Mystery of the Ineffable

As a layperson, the maximum extent of whose participation has been as a young altar boy, I am no expert - but I did attend Mass every Sunday for the first eighteen years of my life, and I feel that having experienced the Eucharist in this fashion, without preconceived adult ideas and concepts (although those were later super-imposed on my experience), gives me a fairly unique perspective.

The point of the Eucharist is that the ritual allows the participants to tap into accumulated psychic energy of two thousand years of praxis, the flowing river of energy within the collective unconsciousness of untold millions of participants - nothing else in the Western tradition can provide this level of access (especially to simple congregation members). It is a very carefully crafted piece of ritual magic that bypasses the ego consciousness, and taps directly into our most personal selves. In a sense, my perspective makes me very much a religious conservative/traditionalist - I feel that when the liturgy departs from the praxis of our forebears (aside from minor language changes for gender equality and other items that don't affect the substance), we lessen our access to this flow of energy (or at least make it more difficult to tap into)... I felt this, particularly, one time when I visited a Catholic church - the Mass felt like form without substance.

The presence of both congregations and clergy creates a dynamic give and take, and helps broaden and deepen the intensity of the experience. I don't think it is at all meant to be an esoteric thing - yes, it is reserved for those privileged few of us who have taken the first step on our own towards shedding the scales on our eyes, but it is essentially exoteric - not something reserved solely for the initiated.

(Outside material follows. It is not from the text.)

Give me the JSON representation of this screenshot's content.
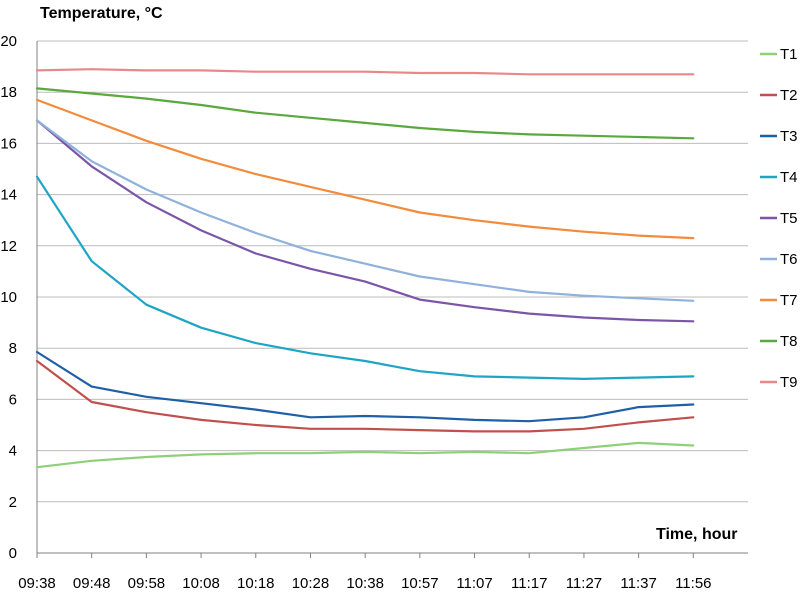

When things flow well, the energy in the room is palpable, and even transformative (both to congregation and clergy, but especially the latter). The Eucharist creates an altered state of consciousness - especially for those of us who have spent years and years participating in a particular form of it (without ever consciously attempting to memorize, I can recite large chunks of our liturgy from memory - in fact, even now, I stumble over the two or three phrases that were changed sometime in the mid 1980s?), it clears your mind and prepares it for the experience of Gnosis in a way that is structured, and guided.

In my view, this is how the mystery of the ineffable happens in a group setting - each alone must experience it, but the Eucharist allows us to stand on the shoulders of our forebears, all the way back to the original teacher, "Do this is Remembrance of Me" - we are lifted up, and we lift up, lifting each other, we do not lift each other up (to paraphrase a fragment of the liturgy).